Despite many organisations using analytics at a strategic level, their deployment of a full-blown analytics strategy is not yet underway, according to a new survey revealed by SAS on the second day of the SAS Analytics X 2018 event in Milan.

The research commissioned by the analytics provider, entitled “Here and Now: The need for an analytics platform”, recorded around 500 responses from IT and business professionals in multiple industries globally.

Just four in 10 respondents, or 39 percent, said analytics is core to their organisation’s business strategy, while 35 percent said it is used for tactical projects only.

The research suggests that while companies know analytics can help them, many lack a clear understanding of how to strategically deploy analytics insights.

SAS analytics
SAS’s analytics dashboard

“When we speak with business leader who are scaling up to use analytics and AI strategically, challenges they commonly identify are the need for an enterprise analytics platform and access to talent with data science and analytics skills,” said Randy Guard at SAS.

“With AI now top-of-mind for many organisations, it’s more important than ever to have a powerful, streamlined analytics capability,” said Guard. “AI can only be as effective as the analytics behind it, and as analytical workloads increase, a comprehensive platform strategy is the best way to ensure success at scale.”

There is also a lack of skills and leadership available to maximise the potential of analytics, with many companies struggling to manage analytics tools and data management processes.

SAS Analytics X: Orgs Must Put Analytics at the Heart of Strategic Planning

Business leaders also appear split on the benefits of an analytics platform; 61 percent of those surveyed said it’s used to extract insight and value from data; 59 percent said one of its roles is to have an integrated or centralised data framework; while 43 percent said it’s to provide modelling and algorithms for AI and machine learning.

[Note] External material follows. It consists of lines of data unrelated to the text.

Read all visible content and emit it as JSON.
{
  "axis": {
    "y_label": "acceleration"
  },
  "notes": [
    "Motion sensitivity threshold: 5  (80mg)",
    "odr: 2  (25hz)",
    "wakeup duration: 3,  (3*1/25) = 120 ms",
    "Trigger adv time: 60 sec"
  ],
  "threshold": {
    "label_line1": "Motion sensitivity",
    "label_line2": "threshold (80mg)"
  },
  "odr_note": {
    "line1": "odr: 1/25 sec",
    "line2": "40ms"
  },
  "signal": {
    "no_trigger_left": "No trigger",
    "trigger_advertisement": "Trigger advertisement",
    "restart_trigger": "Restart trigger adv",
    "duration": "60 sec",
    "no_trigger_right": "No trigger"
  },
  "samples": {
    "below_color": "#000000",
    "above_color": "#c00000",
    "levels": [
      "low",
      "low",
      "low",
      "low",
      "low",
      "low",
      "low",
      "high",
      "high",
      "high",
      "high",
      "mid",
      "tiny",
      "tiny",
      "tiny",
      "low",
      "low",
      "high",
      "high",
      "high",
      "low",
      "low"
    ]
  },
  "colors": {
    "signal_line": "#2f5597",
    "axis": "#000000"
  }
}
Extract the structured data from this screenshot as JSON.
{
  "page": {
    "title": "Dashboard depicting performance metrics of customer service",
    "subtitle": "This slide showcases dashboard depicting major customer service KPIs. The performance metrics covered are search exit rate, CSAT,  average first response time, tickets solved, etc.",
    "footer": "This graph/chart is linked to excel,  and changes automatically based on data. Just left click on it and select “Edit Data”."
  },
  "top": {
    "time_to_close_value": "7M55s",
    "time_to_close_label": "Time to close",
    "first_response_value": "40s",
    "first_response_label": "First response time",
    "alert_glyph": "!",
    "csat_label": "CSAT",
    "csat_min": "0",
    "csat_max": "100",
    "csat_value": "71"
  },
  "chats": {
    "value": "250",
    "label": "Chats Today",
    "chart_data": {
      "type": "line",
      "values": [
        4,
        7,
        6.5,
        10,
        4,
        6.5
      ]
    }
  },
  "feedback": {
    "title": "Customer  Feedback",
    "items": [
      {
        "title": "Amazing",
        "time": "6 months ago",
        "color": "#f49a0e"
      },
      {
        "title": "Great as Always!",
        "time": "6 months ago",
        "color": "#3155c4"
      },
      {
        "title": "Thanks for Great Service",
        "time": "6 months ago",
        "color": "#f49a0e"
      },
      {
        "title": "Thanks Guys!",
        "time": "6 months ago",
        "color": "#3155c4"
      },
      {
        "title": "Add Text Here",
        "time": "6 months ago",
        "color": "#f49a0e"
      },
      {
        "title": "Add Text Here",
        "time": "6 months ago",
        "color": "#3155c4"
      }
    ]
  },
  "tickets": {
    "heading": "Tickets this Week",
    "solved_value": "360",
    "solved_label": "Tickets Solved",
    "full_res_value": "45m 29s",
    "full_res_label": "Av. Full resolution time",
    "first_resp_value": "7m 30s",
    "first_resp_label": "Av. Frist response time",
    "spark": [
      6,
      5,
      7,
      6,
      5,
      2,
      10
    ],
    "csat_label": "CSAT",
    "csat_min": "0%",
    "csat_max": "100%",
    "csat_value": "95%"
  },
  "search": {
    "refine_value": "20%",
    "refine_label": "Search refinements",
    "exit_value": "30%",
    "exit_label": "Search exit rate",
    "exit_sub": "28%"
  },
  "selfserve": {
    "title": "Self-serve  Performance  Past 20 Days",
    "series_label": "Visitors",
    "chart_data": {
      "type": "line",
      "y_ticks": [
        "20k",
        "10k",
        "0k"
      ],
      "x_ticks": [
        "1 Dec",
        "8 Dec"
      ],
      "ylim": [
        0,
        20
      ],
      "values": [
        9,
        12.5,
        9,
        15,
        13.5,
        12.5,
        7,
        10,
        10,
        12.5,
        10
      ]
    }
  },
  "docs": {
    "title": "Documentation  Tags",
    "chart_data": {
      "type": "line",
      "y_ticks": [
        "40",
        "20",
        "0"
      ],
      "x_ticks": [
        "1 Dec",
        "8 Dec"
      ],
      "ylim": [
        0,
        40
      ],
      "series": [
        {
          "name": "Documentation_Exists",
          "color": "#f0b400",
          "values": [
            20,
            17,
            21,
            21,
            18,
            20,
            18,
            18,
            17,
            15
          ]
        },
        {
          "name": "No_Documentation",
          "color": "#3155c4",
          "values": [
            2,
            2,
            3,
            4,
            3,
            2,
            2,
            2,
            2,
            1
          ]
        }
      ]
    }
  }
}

The top five benefits of an analytics platform were named as less time spent on data preparation and cleaning, smarter decision-making, faster time to insights, less effort to generate insights from data, and greater agility in extracting data.

SAS said businesses are not getting the most out of their analytics investments, but are perusing analytical insight as a priority.

The research also said that 72 percent of organisations claim analytics helps them generate valuable insight, while 60 percent said their analytics resources have made them more innovative.

Analytics teams are also more confident (66 percent) in their ability to meet future analytics workloads, compared to 59 percent in standard IT roles.

SAS CTO Oliver Schabenberger said at Analytics X that the AI boom we are experiencing is an “analytics boom”.

“Today we have access to a different source of knowledge about the world: Data,” he said.

“At the heart of today’s AI revolution is data science, solving a highly non-linear problem by fitting models to data using statistics, advanced analytics, optimisation, machine learning, deep learning, and so on.

“AI today is not based on writing down rules, it is based on training models by processing data.”